I'm in the middle of this massive blog update, but instead of getting behind while I'm trying to get back ahead I decided to post.
This morning my Uncle Johnny passed away suddenly after complications from his diabetes. I've been in a bit of a state of shock all morning thinking so many things. I don't really think I've wrapped my mind around it. This is my mom's brother, but for the sake of the blog record for Micah I thought I'd tell the "real" story behind her "brothers."
When my mom (your grandmother KayKay, Micah) was very little, her mom suddenly became ill with liver cancer and passed away extremely quickly. Your KayKay was ten at the time, and her daddy (your great granddaddy John Roy) was very sick. So my mommy (your KayKay) and grandfather moved to Tennessee from Georgia to live with my grandmother's sister and brother-in-law. Basically, KayKay moved in with her aunt and uncle. KayKay's Aunt Bessie had two sons, Johnny & Barry. One son was older than KayKay, and one son was younger than KayKay. KayKay was raised with Johnny & Barry, her first cousins, who are in essence her brothers although she has no biological brothers. A few years later my "real" grandfather (John Roy) died, so my mom grew up with her aunt and uncle as her guardians. They became my "grandparents", and I was raised calling them Granny & Granddaddy.
Well, the oldest of the three children, my Uncle Johnny, was the one who passed away this morning in Georgia. And although family can be spread all over the world, they are still your family. You still love them no matter what happens or how long it has been since you've seen them last. And I know that my mom is especially hurting this morning as are my cousins who have lost their daddy. In fact, my aunt is now in the hospital with chest pains induced from the shock and stress of this event.
In the end, we really don't have much of a choice. The Lord takes us home when He says so. I'm just thankful to know that Uncle Johnny went to be with Jesus today. That is some comfort, but it is still extremely painful for my family.
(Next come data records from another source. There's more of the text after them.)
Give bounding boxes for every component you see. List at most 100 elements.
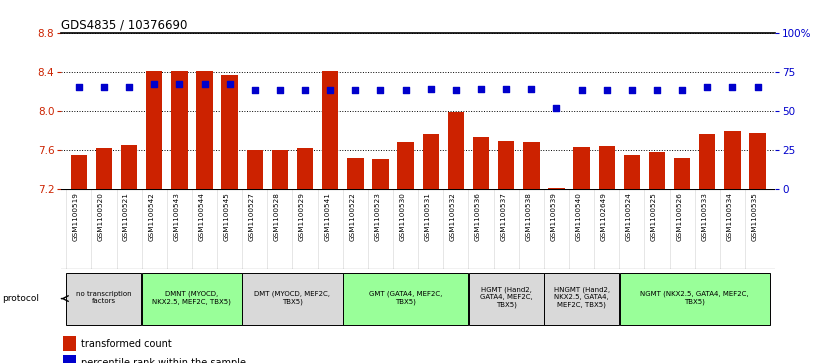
Text: GSM1100542: GSM1100542 [149,192,154,241]
Point [399,87,412,93]
Text: GSM1100527: GSM1100527 [249,192,255,241]
Text: transformed count: transformed count [81,339,172,349]
Text: GSM1100534: GSM1100534 [726,192,733,241]
Text: GSM1100540: GSM1100540 [575,192,582,241]
FancyBboxPatch shape [343,273,468,325]
Text: GSM1100529: GSM1100529 [299,192,305,241]
Point [299,87,312,93]
Bar [221,75,237,189]
Bar [623,155,640,189]
Bar [423,134,439,189]
Point [173,81,186,87]
Point [575,87,588,93]
Point [248,87,261,93]
Bar [171,71,188,189]
Bar [322,71,339,189]
Bar [397,142,414,189]
Point [726,85,739,90]
FancyBboxPatch shape [142,273,242,325]
Bar [523,142,539,189]
Text: GSM1100520: GSM1100520 [98,192,104,241]
Bar [548,188,565,189]
Point [751,85,764,90]
Point [198,81,211,87]
Bar [473,137,490,189]
Bar [71,155,87,189]
Point [324,87,337,93]
Point [499,86,512,92]
Text: GSM1100538: GSM1100538 [526,192,531,241]
Point [223,81,236,87]
Text: GSM1100523: GSM1100523 [375,192,380,241]
Point [122,85,135,90]
Text: GSM1100525: GSM1100525 [651,192,657,241]
Text: GSM1100532: GSM1100532 [450,192,456,241]
Point [148,81,161,87]
FancyBboxPatch shape [66,273,141,325]
Point [650,87,663,93]
Point [601,87,614,93]
Bar [749,133,765,189]
Bar [64,355,76,363]
Point [73,85,86,90]
Text: DMNT (MYOCD,
NKX2.5, MEF2C, TBX5): DMNT (MYOCD, NKX2.5, MEF2C, TBX5) [153,290,232,305]
Text: GSM1100533: GSM1100533 [701,192,707,241]
Bar [95,148,112,189]
Bar [297,148,313,189]
Bar [649,152,665,189]
Bar [272,150,288,189]
Text: GSM1100522: GSM1100522 [349,192,355,241]
Text: GSM1100537: GSM1100537 [500,192,506,241]
Point [701,85,714,90]
Point [374,87,387,93]
Bar [674,158,690,189]
Bar [574,147,590,189]
Bar [246,150,263,189]
Text: GSM1100530: GSM1100530 [400,192,406,241]
Point [475,86,488,92]
Text: GSM1100526: GSM1100526 [676,192,682,241]
Point [424,86,437,92]
Bar [699,134,716,189]
Text: protocol: protocol [2,294,39,303]
Point [348,87,361,93]
Text: HNGMT (Hand2,
NKX2.5, GATA4,
MEF2C, TBX5): HNGMT (Hand2, NKX2.5, GATA4, MEF2C, TBX5… [553,286,610,309]
Text: HGMT (Hand2,
GATA4, MEF2C,
TBX5): HGMT (Hand2, GATA4, MEF2C, TBX5) [480,286,533,309]
Point [550,105,563,110]
Text: GSM1100524: GSM1100524 [626,192,632,241]
Text: percentile rank within the sample: percentile rank within the sample [81,358,246,363]
Text: GMT (GATA4, MEF2C,
TBX5): GMT (GATA4, MEF2C, TBX5) [369,290,442,305]
Bar [347,158,363,189]
Text: GSM1100519: GSM1100519 [73,192,79,241]
Text: GSM1100541: GSM1100541 [324,192,330,241]
Text: GSM1102649: GSM1102649 [601,192,607,241]
Bar [146,71,162,189]
FancyBboxPatch shape [619,273,770,325]
Bar [64,336,76,351]
Point [676,87,689,93]
Bar [498,141,514,189]
Text: GSM1100545: GSM1100545 [224,192,229,241]
Text: GDS4835 / 10376690: GDS4835 / 10376690 [61,19,188,32]
Point [97,85,110,90]
Bar [448,112,464,189]
Text: no transcription
factors: no transcription factors [76,291,131,304]
Point [273,87,286,93]
Text: GSM1100544: GSM1100544 [198,192,205,241]
Text: GSM1100531: GSM1100531 [425,192,431,241]
Text: GSM1100528: GSM1100528 [274,192,280,241]
Bar [121,145,137,189]
Bar [372,159,388,189]
Point [450,87,463,93]
Bar [197,71,213,189]
FancyBboxPatch shape [544,273,619,325]
FancyBboxPatch shape [242,273,343,325]
Text: GSM1100543: GSM1100543 [173,192,180,241]
FancyBboxPatch shape [468,273,543,325]
Text: GSM1100539: GSM1100539 [551,192,557,241]
Text: GSM1100535: GSM1100535 [752,192,757,241]
Point [525,86,538,92]
Point [625,87,638,93]
Bar [725,131,741,189]
Text: NGMT (NKX2.5, GATA4, MEF2C,
TBX5): NGMT (NKX2.5, GATA4, MEF2C, TBX5) [641,290,749,305]
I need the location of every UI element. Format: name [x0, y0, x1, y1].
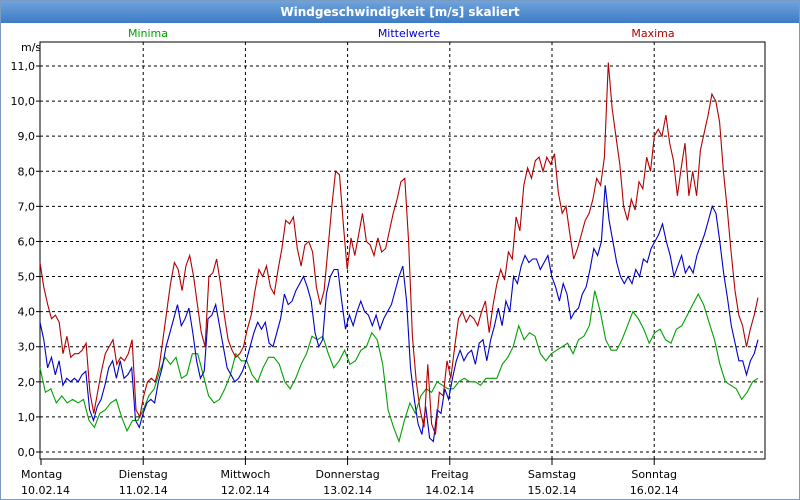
x-date-label: 13.02.14	[323, 484, 372, 497]
y-tick-label: 9,0	[18, 130, 36, 143]
horizontal-gridlines	[40, 65, 765, 453]
x-date-label: 15.02.14	[528, 484, 577, 497]
legend: Minima Mittelwerte Maxima	[128, 27, 675, 40]
y-tick-label: 7,0	[18, 200, 36, 213]
x-date-label: 14.02.14	[425, 484, 474, 497]
series-minima	[39, 290, 759, 444]
y-tick-label: 10,0	[11, 95, 36, 108]
chart-svg: 0,0 1,0 2,0 3,0 4,0 5,0 6,0 7,0 8,0 9,0 10,0 11,0 M…	[11, 27, 766, 497]
legend-mittelwerte: Mittelwerte	[378, 27, 441, 40]
y-tick-label: 5,0	[18, 271, 36, 284]
y-tick-label: 2,0	[18, 376, 36, 389]
y-tick-label: 3,0	[18, 341, 36, 354]
series-mittelwerte	[39, 185, 759, 443]
window-title: Windgeschwindigkeit [m/s] skaliert	[1, 1, 799, 23]
legend-minima: Minima	[128, 27, 168, 40]
y-tick-label: 4,0	[18, 306, 36, 319]
vertical-gridlines	[142, 42, 655, 459]
x-day-label: Freitag	[431, 468, 469, 481]
x-axis-ticks: Montag 10.02.14 Dienstag 11.02.14 Mittwoch 12…	[21, 459, 679, 497]
x-day-label: Mittwoch	[220, 468, 270, 481]
y-axis-unit: m/s	[21, 41, 41, 54]
x-date-label: 10.02.14	[21, 484, 70, 497]
x-day-label: Dienstag	[119, 468, 168, 481]
y-tick-label: 11,0	[11, 60, 36, 73]
y-axis-ticks: 0,0 1,0 2,0 3,0 4,0 5,0 6,0 7,0 8,0 9,0 10,0 11,0	[11, 60, 40, 459]
x-day-label: Samstag	[528, 468, 576, 481]
x-date-label: 12.02.14	[221, 484, 270, 497]
x-date-label: 16.02.14	[630, 484, 679, 497]
x-day-label: Sonntag	[631, 468, 677, 481]
y-tick-label: 0,0	[18, 446, 36, 459]
y-tick-label: 6,0	[18, 235, 36, 248]
series-maxima	[39, 62, 759, 435]
legend-maxima: Maxima	[631, 27, 674, 40]
plot-border	[39, 41, 766, 460]
x-day-label: Montag	[21, 468, 62, 481]
x-date-label: 11.02.14	[119, 484, 168, 497]
y-tick-label: 1,0	[18, 411, 36, 424]
series-lines	[39, 62, 759, 444]
x-day-label: Donnerstag	[315, 468, 379, 481]
y-tick-label: 8,0	[18, 165, 36, 178]
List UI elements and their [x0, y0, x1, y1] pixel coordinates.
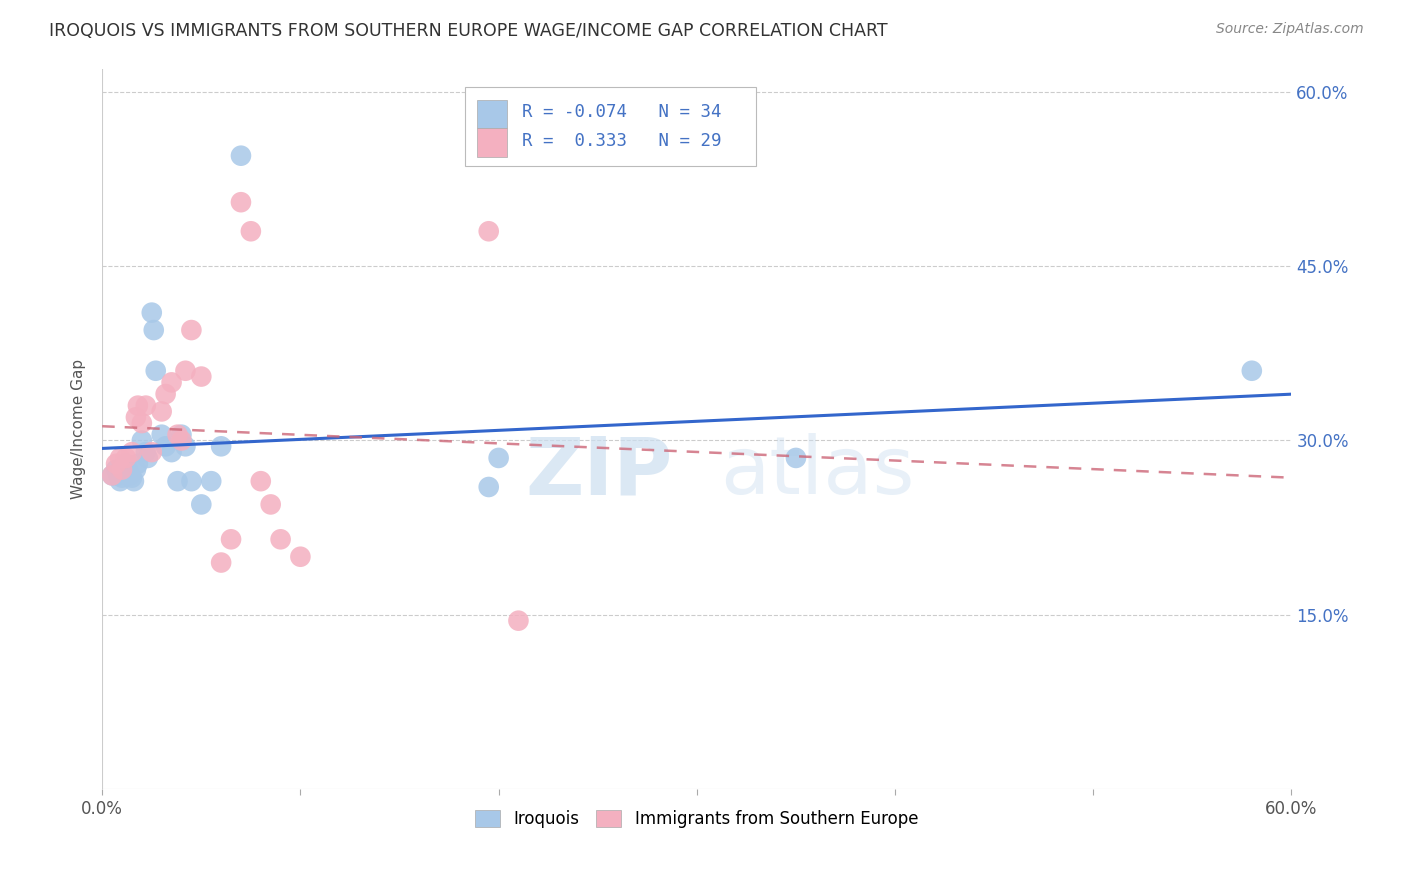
Point [229, 149, 252, 163]
Point [170, 434, 193, 448]
Point [145, 364, 167, 378]
Point [125, 410, 148, 425]
Point [127, 457, 149, 471]
Point [200, 474, 222, 488]
Point [115, 457, 138, 471]
Point [1240, 364, 1263, 378]
Point [166, 474, 188, 488]
Point [142, 323, 165, 337]
Point [170, 427, 193, 442]
Point [101, 468, 124, 483]
Point [488, 450, 510, 465]
Point [122, 474, 145, 488]
Point [478, 224, 501, 238]
Point [127, 399, 149, 413]
Text: ZIP: ZIP [526, 434, 673, 511]
Point [125, 462, 148, 476]
Point [121, 471, 143, 485]
Point [150, 404, 173, 418]
Point [155, 387, 177, 401]
Point [131, 434, 153, 448]
Point [131, 416, 153, 430]
Point [136, 450, 159, 465]
Point [229, 195, 252, 210]
Text: IROQUOIS VS IMMIGRANTS FROM SOUTHERN EUROPE WAGE/INCOME GAP CORRELATION CHART: IROQUOIS VS IMMIGRANTS FROM SOUTHERN EUR… [49, 22, 887, 40]
Text: R =  0.333   N = 29: R = 0.333 N = 29 [522, 132, 721, 151]
Point [118, 468, 141, 483]
Point [180, 323, 202, 337]
Point [174, 364, 197, 378]
Point [166, 427, 188, 442]
FancyBboxPatch shape [477, 100, 506, 128]
Point [190, 369, 212, 384]
Point [160, 445, 183, 459]
Point [160, 376, 183, 390]
Point [150, 427, 173, 442]
Point [478, 480, 501, 494]
FancyBboxPatch shape [477, 128, 506, 157]
FancyBboxPatch shape [465, 87, 756, 166]
Point [111, 471, 134, 485]
Text: Source: ZipAtlas.com: Source: ZipAtlas.com [1216, 22, 1364, 37]
Point [115, 450, 138, 465]
Legend: Iroquois, Immigrants from Southern Europe: Iroquois, Immigrants from Southern Europ… [468, 804, 925, 835]
Point [209, 439, 232, 453]
Point [141, 445, 163, 459]
Point [117, 462, 139, 476]
Point [219, 533, 242, 547]
Point [785, 450, 807, 465]
Point [135, 399, 157, 413]
Point [112, 466, 135, 480]
Text: R = -0.074   N = 34: R = -0.074 N = 34 [522, 103, 721, 121]
Point [105, 462, 128, 476]
Point [101, 468, 124, 483]
Point [180, 474, 202, 488]
Point [270, 533, 292, 547]
Point [190, 498, 212, 512]
Point [121, 445, 143, 459]
Point [108, 474, 131, 488]
Point [290, 549, 312, 564]
Point [107, 468, 129, 483]
Point [105, 457, 128, 471]
Point [260, 498, 283, 512]
Point [111, 462, 134, 476]
Point [249, 474, 271, 488]
Point [141, 305, 163, 319]
Y-axis label: Wage/Income Gap: Wage/Income Gap [72, 359, 86, 499]
Point [108, 450, 131, 465]
Point [508, 614, 530, 628]
Text: atlas: atlas [721, 434, 915, 511]
Point [239, 224, 262, 238]
Point [209, 556, 232, 570]
Point [174, 439, 197, 453]
Point [155, 439, 177, 453]
Point [135, 445, 157, 459]
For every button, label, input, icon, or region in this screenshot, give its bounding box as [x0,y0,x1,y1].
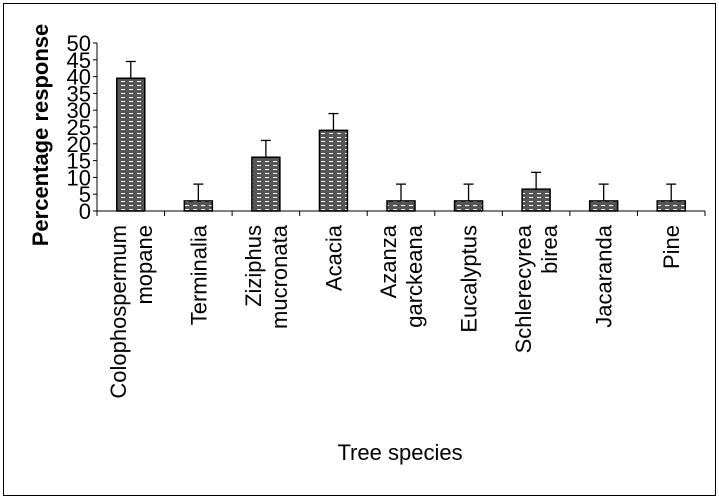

At some point this week, we'll be traveling for the funeral. I've cried a lot this morning. Memories flood back from my childhood and all the crazy fun things my uncle used to say and do to us. I mean, do with us. =)
But I'm sad. Just plain sad. My heart is heavy for my family. Death is just a hard thing to deal with, and it is hard to see some phases of life end so abruptly. At any rate, we'd really appreciate your prayers for our family this week as we deal with this event.